The Newbies party had a harder time figuring out when they were looking at puzzle pieces or solutions to puzzles without my prompting or an Alexa command, which is something I expected. For example, a player overlayed the see-through photos to get the 8_9, and had the _3_, but didn't tell other players or realize it was a solution until I commented. They were also pretty open to using Alexa and relied heavily on her clues, though I also had to remind players to scan rooms before searching them when I found two of them in my bedroom. While they did enjoy the puzzles, they were much more invested in the story of the game. Every attendee would yell "Computer, Haunting Update!" when Alexa said she had one to learn about the entity and its backstory. Additionally, when the entity did appear, everyone immediately began interacting with it, and were hyped to include it in the party when the final action entry was translated.

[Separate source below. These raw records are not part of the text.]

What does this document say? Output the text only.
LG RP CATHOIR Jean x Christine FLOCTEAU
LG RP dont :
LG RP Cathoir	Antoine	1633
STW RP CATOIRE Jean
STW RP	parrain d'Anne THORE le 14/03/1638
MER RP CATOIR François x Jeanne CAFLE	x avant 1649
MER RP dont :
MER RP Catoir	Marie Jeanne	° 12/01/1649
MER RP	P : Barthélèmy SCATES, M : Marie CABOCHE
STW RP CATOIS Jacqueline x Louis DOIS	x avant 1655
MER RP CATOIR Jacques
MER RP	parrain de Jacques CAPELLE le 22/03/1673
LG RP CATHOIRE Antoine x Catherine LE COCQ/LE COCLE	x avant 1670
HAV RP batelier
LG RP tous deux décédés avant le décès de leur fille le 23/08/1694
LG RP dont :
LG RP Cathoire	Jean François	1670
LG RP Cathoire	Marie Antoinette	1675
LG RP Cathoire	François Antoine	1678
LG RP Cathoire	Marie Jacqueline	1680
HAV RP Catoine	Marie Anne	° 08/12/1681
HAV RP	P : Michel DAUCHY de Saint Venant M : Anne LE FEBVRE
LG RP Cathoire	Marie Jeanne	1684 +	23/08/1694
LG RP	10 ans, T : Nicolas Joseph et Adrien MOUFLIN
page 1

The Veterans party knew exactly what to do once the game elements of the party were revealed. They generally could recognize which of my decorations were props, and were immediately comfortable with the three-digit-number solution system. However, their familiarity with traditional escape rooms also tripped them up; they would routinely forget about Alexa as a game mechanic, leading to confusion about which puzzle elements connected with each other when they couldn't find markings or symbols on the objects (a traditional way of connecting puzzle elements in escape rooms). They also had little interest in the story of the game, and were so solution-focused that during the final confrontation, they translated half of the passage (repeat all the countermeasures you have done) and began excluding the entity in their activities once again before translating the second half (with the friend as a participant).

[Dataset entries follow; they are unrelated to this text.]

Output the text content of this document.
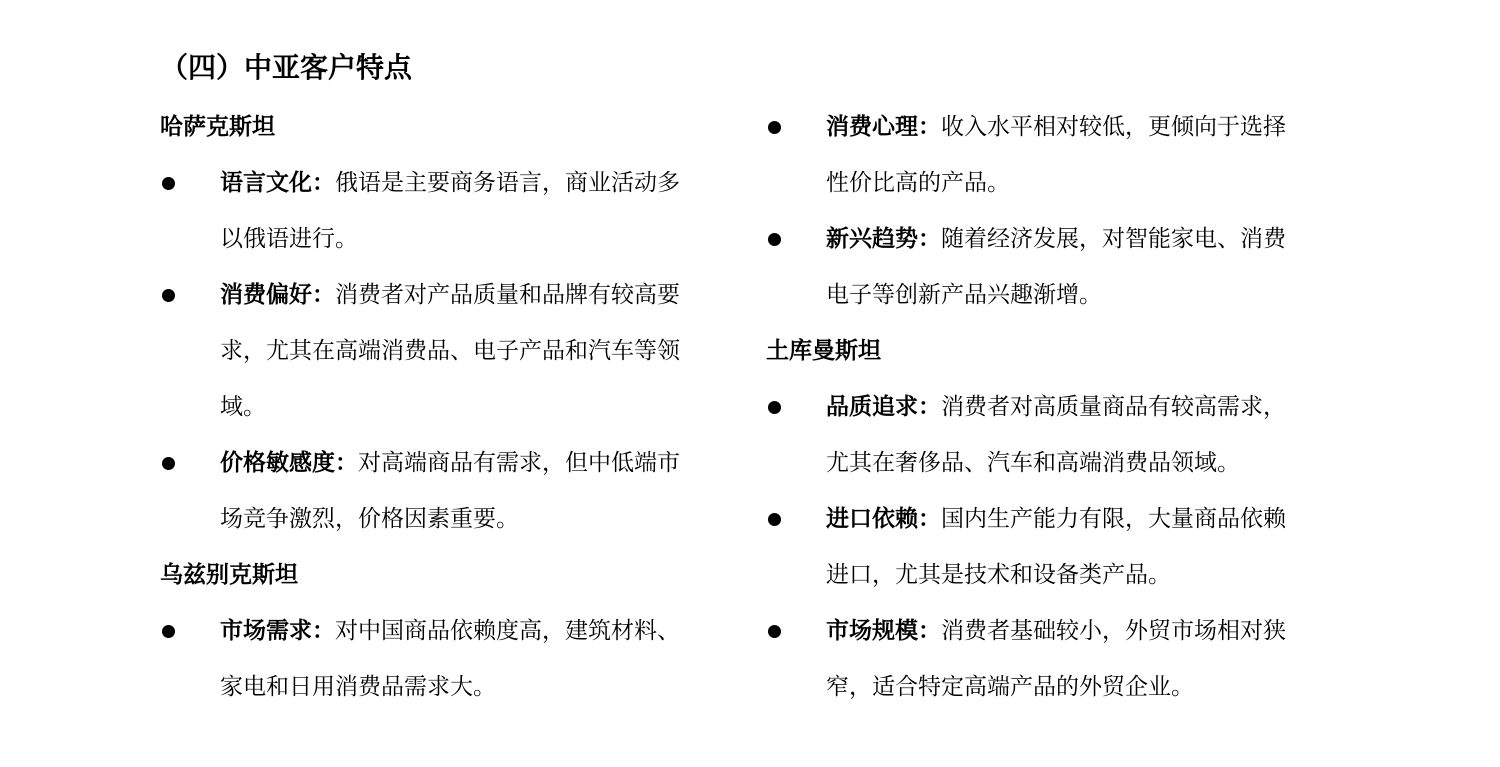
（四）中亚客户特点
哈萨克斯坦
语言文化：俄语是主要商务语言，商业活动多
以俄语进行。
消费偏好：消费者对产品质量和品牌有较高要
求，尤其在高端消费品、电子产品和汽车等领
域。
价格敏感度：对高端商品有需求，但中低端市
场竞争激烈，价格因素重要。
乌兹别克斯坦
市场需求：对中国商品依赖度高，建筑材料、
家电和日用消费品需求大。
消费心理：收入水平相对较低，更倾向于选择
性价比高的产品。
新兴趋势：随着经济发展，对智能家电、消费
电子等创新产品兴趣渐增。
土库曼斯坦
品质追求：消费者对高质量商品有较高需求，
尤其在奢侈品、汽车和高端消费品领域。
进口依赖：国内生产能力有限，大量商品依赖
进口，尤其是技术和设备类产品。
市场规模：消费者基础较小，外贸市场相对狭
窄，适合特定高端产品的外贸企业。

One person in each party did something I didn't plan for, but made for a very satisfying conclusion to the game. After partying with the entity, it would give a final thanks about letting it be included, even if it had taken over the body of their friend to do it. In both parties, someone grabbed the mouse plushie from the box and offered to let the entity possess it so they could keep partying together. It worked so well as an ending that no one believed I didn't plan for it, and I'm surprised I didn't think of it myself.
A Few Bumps
A first try at anything will have a few bumps in the road, and this game was no exception. Since I was keeping it a secret from everyone, I couldn't test anything beforehand, and had to just hope it worked. Thankfully nothing was straight up broken and the puzzles were in a good area of difficulty where players felt challenged but not stumped, but a few things did need tweaking.
I've never designed or run an experience like this before, and had an absolute blast doing it. Everyone at the parties had a great time, and multiple people remarked that, even after realizing it was a puzzle game, didn't realize just how much complexity there was to the game experience. I managed to get all of this done in about two weeks (I don't even think about Halloween until after my birthday in mid October), so I can't put into words how happy I am that it all came together and worked almost perfectly. I also loved interacting with the players as the entity possessing a body, and love that players liked the character enough to want to keep partying with it in plushie form.
People were asking me at the parties if I planned to do something like this for Halloween or some other time, and as I picked up all the props and put them into a storage area with my other random creative endeavors, I decided I absolutely will. I don't know what form it will take or whether it'll be another solo venture or a team effort, but figuring all that out is part of the fun.